Lei nº 11.340/2006

 

Perguntas e respostas extraídas de Cartilha produzida pela Comissão Permanente Mista de Combate à Violência Contra a Mulher sobre a Lei maria da Penha ) 

 

O que é violência doméstica e familiar?

“Qualquer ação ou omissão baseada no gênero que lhe cause morte, lesão, sofrimento físico, sexual ou psicológico e dano moral ou patrimonial”. Lei Maria da Penha, Art.5º.

Existe um perfil do agressor?

O maior número de casos de violência doméstica e familiar contra a mulher é cometido por homens: maridos, companheiros ou namorados. Está presente em todas as classes sociais. Os motivos podem ser os mais diversos: ciúmes, ressentimento, inveja, prepotência, machismo, competição, frustração, rejeição... Muitas vezes os atos de violência não possuem motivo.

A violência fora do ambiente doméstico também se enquadra na lei?

A violência pode ocorrer fora do âmbito familiar e não se limita a um ambiente físico, pois há casos em que basta a existência de uma relação íntima de afeto com agressor, independentemente de coabitação, como o caso de namorados ou, como se diz mais modernamente, “ficantes”

A Lei pode também incriminar mulheres?

Outro ponto importante é que a Lei Maria da Penha não exclui do seu âmbito de proteção a prática de violência em relações homoafetivas entre mulheres. Uma mulher pode também ser agredida por outra no âmbito do lar e da família. 

Quais são os tipos de violência determinados pela lei?

São cinco tipos de atitudes violentas contra as mulheres: física, psicológica, moral, sexual e patrimonial.

A violência física é representada por qualquer ato que prejudique a saúde ou a integridade do corpo da mulher. É praticada com o uso da força física, não acidental, que causa lesão à vítima, podendo incluir o uso de armas. São tapas, empurrões, socos, mordidas, chutes, queimaduras, cortes, estrangulamento, lesões por armas ou objetos, exigência de ingestão de medicamentos desnecessários ou inadequados, álcool, drogas ou outras substâncias, inclusive alimentos.
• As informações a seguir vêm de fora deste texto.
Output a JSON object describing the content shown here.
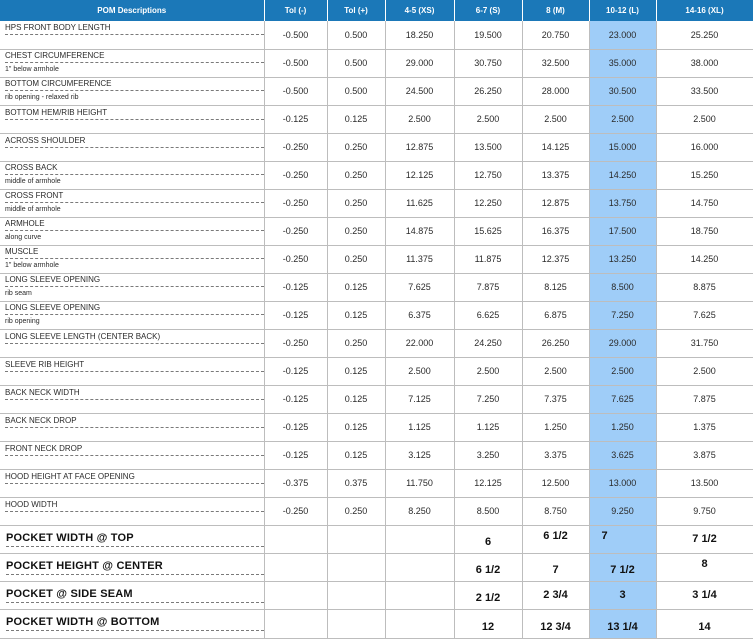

A violência psicológica é bastante ampla e resulta de qualquer ato que coloque em risco o desenvolvimento psicoemocional da mulher. É toda ação ou omissão que causa ou visa causar dano à autoestima, à identidade ou ao desenvolvimento da pessoa. Inclui insultos constantes, humilhação, desvalorização, chantagem, isolamento de amigos e familiares, ridicularização, rechaço, manipulação afetiva, exploração, negligência (atos de omissão a cuidados e proteção contra agravos evitáveis como situações de perigo, doenças, gravidez, alimentação, higiene), ameaças, privação arbitrária da liberdade (impedimento de trabalhar, estudar, cuidar da aparência pessoal, gerenciar o próprio dinheiro), confinamento doméstico, críticas pelo desempenho sexual . É o assédio moral, que ocorre com a humilhação, a manipulação e controle por parte do agressor.

A violência sexual inclui qualquer ação cometida para obrigar a mulher, por meio da força física, coerção ou intimidação psicológica, a ter relações sexuais ou presenciar práticas sexuais contra a sua vontade. Ocorre em uma variedade de situações como estupro, sexo forçado no casamento, abuso sexual infantil, abuso incestuoso e assédio sexual. Também acontece quando a mulher é obrigada a se prostituir, a fazer aborto ou a usar anticoncepcionais.

A violência patrimonial, econômica ou financeira, ocorre quando o agressor retém, subtrai, parcial ou totalmente, destrói os bens pessoais da vítima, seus instrumentos de trabalho, documentos e valores, como joias, roupas, veículos, dinheiro, a residência onde vive e até mesmo animais de estimação. Também se configura quando o agressor deixa de pagar a pensão alimentícia ou de participar nos gastos básicos para a sobrevivência do núcleo familiar, quando usa recursos econômicos da idosa, tutelada ou incapaz, destituindo-a de gerir seus próprios recursos e deixando-a sem provimentos e cuidados.

A violência moral ocorre quando a mulher sofre com qualquer conduta que configure calúnia, difamação ou injúria praticada por seu agressor. A calúnia ocorre quando este afirma falsamente, que a mulher praticou um crime que ela não cometeu. Já a difamação ocorre quando o agressor atribui à mulher fatos que maculem a sua reputação. Por sua vez, a injúria acontece nos casos em que o agressor ofende a dignidade da mulher chamando-a, por exemplo, de ladra, vagabunda, safada, prostituta. Este tipo de violência vem comumente ocorrendo pela internet, por meio das redes sociais, como facebook e instagram.

Estou vivendo em situação de violência, como posso ser atendida?

A mulher em situação de violência deverá procurar assistência nas unidades da Rede de Enfrentamento à Violência contra a Mulher da sua cidade.